The use of the shaky cam actually becomes so excessive and intrusive that at times it’s frustrating and at others it’s a comic distraction – at one point nothing is happening on screen, but the camera operator appears to be freezing cold and consequently on the verge of inducing motion sickness in the viewers with the wild swinging that takes place. Combine that with the dropped frame rate and most of the action scenes become a confusing array of screaming and swords, not a concept I entirely disapprove of, but there’s no static action to level things out, so you can’t help but sympathise with the lack of choice when shooting if there was no money for decent effects.

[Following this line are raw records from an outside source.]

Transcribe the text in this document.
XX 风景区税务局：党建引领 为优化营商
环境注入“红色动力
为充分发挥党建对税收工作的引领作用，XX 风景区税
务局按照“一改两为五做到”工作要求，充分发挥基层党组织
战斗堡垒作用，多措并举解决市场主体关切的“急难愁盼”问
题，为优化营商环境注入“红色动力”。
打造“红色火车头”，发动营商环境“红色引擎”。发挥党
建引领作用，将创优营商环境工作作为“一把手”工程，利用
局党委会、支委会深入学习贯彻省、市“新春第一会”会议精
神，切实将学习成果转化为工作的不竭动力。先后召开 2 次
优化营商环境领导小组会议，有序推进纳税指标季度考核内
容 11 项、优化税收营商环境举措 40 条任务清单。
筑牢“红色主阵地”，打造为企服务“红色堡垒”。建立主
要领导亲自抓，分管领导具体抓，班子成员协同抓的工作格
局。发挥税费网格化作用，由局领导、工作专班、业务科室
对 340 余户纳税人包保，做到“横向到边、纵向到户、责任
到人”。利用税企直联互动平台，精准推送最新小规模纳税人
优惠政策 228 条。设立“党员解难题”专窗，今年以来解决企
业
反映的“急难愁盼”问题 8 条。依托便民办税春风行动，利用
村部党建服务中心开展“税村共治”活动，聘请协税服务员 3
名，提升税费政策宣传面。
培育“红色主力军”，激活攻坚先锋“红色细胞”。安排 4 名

The dramatic elements and performances help to hold the film together for the most part, with Tom Austen of The Borgias fame replacing James Purefoy as the surly lead hero and he does a fine job, though his age makes him a slightly harder sell as a grizzled ‘seen too much’ war veteran. There’s also some fine turns from the relative unknowns in the cast; Tom Rhys Harries as the young lord of the keep, Twinnie Lee Moore makes an impact as the aptly named ‘Crazy Mary’ especially in her scene of forceful seduction, while David Caves seems to be channelling the great Michael Wincott circa The Crow.

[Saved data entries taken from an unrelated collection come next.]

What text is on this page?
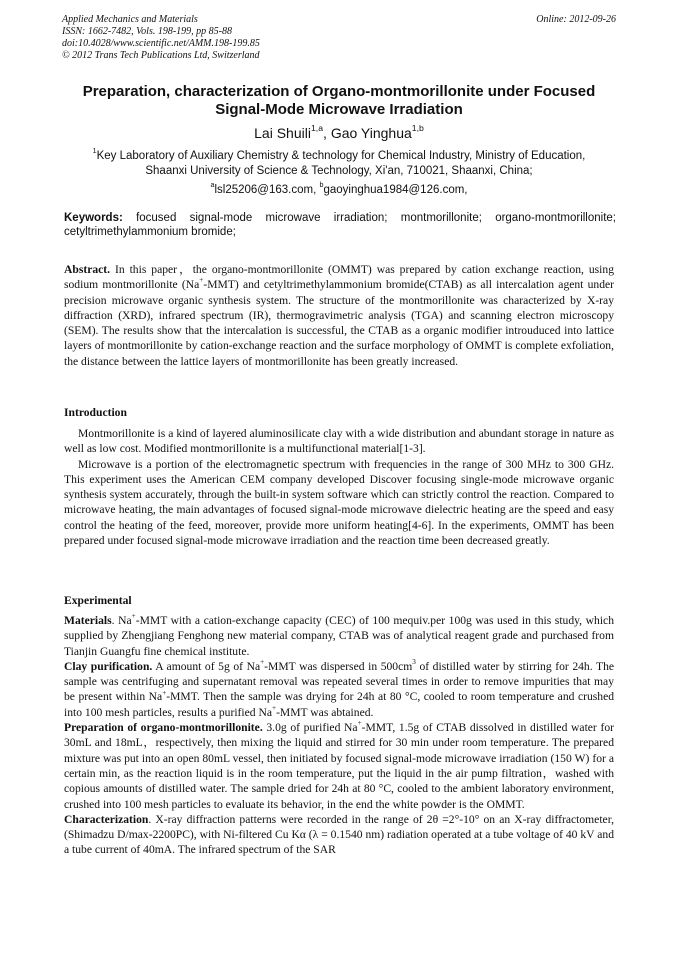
Applied Mechanics and Materials
ISSN: 1662-7482, Vols. 198-199, pp 85-88
doi:10.4028/www.scientific.net/AMM.198-199.85
© 2012 Trans Tech Publications Ltd, Switzerland
Online: 2012-09-26
Preparation, characterization of Organo-montmorillonite under Focused
Signal-Mode Microwave Irradiation
Lai Shuili$^{1,a}$, Gao Yinghua$^{1,b}$
$^1$Key Laboratory of Auxiliary Chemistry & technology for Chemical Industry, Ministry of Education,
Shaanxi University of Science & Technology, Xi'an, 710021, Shaanxi, China;
$^a$lsl25206@163.com, $^b$gaoyinghua1984@126.com,
Keywords: focused signal-mode microwave irradiation; montmorillonite; organo-montmorillonite; cetyltrimethylammonium bromide;

Abstract. In this paper，the organo-montmorillonite (OMMT) was prepared by cation exchange reaction, using sodium montmorillonite (Na+-MMT) and cetyltrimethylammonium bromide(CTAB) as all intercalation agent under precision microwave organic synthesis system. The structure of the montmorillonite was characterized by X-ray diffraction (XRD), infrared spectrum (IR), thermogravimetric analysis (TGA) and scanning electron microscopy (SEM). The results show that the intercalation is successful, the CTAB as a organic modifier introuduced into lattice layers of montmorillonite by cation-exchange reaction and the surface morphology of OMMT is complete exfoliation, the distance between the lattice layers of montmorillonite has been greatly increased.

Introduction

Montmorillonite is a kind of layered aluminosilicate clay with a wide distribution and abundant storage in nature as well as low cost. Modified montmorillonite is a multifunctional material[1-3].

Microwave is a portion of the electromagnetic spectrum with frequencies in the range of 300 MHz to 300 GHz. This experiment uses the American CEM company developed Discover focusing single-mode microwave organic synthesis system accurately, through the built-in system software which can strictly control the reaction. Compared to microwave heating, the main advantages of focused signal-mode microwave dielectric heating are the speed and easy control the heating of the feed, moreover, provide more uniform heating[4-6]. In the experiments, OMMT has been prepared under focused signal-mode microwave irradiation and the reaction time been decreased greatly.

Experimental

Materials. Na+-MMT with a cation-exchange capacity (CEC) of 100 mequiv.per 100g was used in this study, which supplied by Zhengjiang Fenghong new material company, CTAB was of analytical reagent grade and purchased from Tianjin Guangfu fine chemical institute.

Clay purification. A amount of 5g of Na+-MMT was dispersed in $500cm^3$ of distilled water by stirring for 24h. The sample was centrifuging and supernatant removal was repeated several times in order to remove impurities that may be present within Na+-MMT. Then the sample was drying for 24h at 80 °C, cooled to room temperature and crushed into 100 mesh particles, results a purified Na+-MMT was abtained.

Preparation of organo-montmorillonite. 3.0g of purified Na+-MMT, 1.5g of CTAB dissolved in distilled water for 30mL and 18mL，respectively, then mixing the liquid and stirred for 30 min under room temperature. The prepared mixture was put into an open 80mL vessel, then initiated by focused signal-mode microwave irradiation (150 W) for a certain min, as the reaction liquid is in the room temperature, put the liquid in the air pump filtration，washed with copious amounts of distilled water. The sample dried for 24h at 80 °C, cooled to the ambient laboratory environment, crushed into 100 mesh particles to evaluate its behavior, in the end the white powder is the OMMT.

Characterization. X-ray diffraction patterns were recorded in the range of 2θ =2°-10° on an X-ray diffractometer, (Shimadzu D/max-2200PC), with Ni-filtered Cu Kα (λ = 0.1540 nm) radiation operated at a tube voltage of 40 kV and a tube current of 40mA. The infrared spectrum of the SAR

More familiar faces such as Michelle Fairley, best known as Catelyn Stark in Game Of Thrones and former Hollyoaks actress, Roxanne McKee, sadly have little to do. In Fairley’s case I suspect she wonders how she keeps getting stuck with quarrelling kids and husbands with a penchant for limb removal, while McKee is saddled with the spoilt princess role that doesn’t give her much room to grow in her transition to the big screen.
The directors’ penchant for cold, unglamorous depictions of life in medieval times still shines through at times and just as the first film had its moments of invention based in grim fact, such as the pig burning, in Battle for Blood there’s a stealth invasion via vertical toilet. English’s affinity for a grime and gore mixed with brutality and boobs are also present throughout to keep things ticking along, but they do pale when compared to his first outing.
I was predisposed to like Ironclad II, as a fan of the original, but the lack of budget really shows this time around and since that means the trademark violence suffered as a result, impeded further by being subjected to extreme shaky cam and fast editing, a lot of the fun has been stripped away. With 300: Rise Of An Empire hopefully about to dominate the box office with its epic battles and slick action, there’s little room for Battle For Blood to compete and while it gives me no pleasure to discourage people from watching an independent film, it’s probably only for one dedicated genre enthusiasts.
Ironclad II: Battle For Blood is released on 14 March.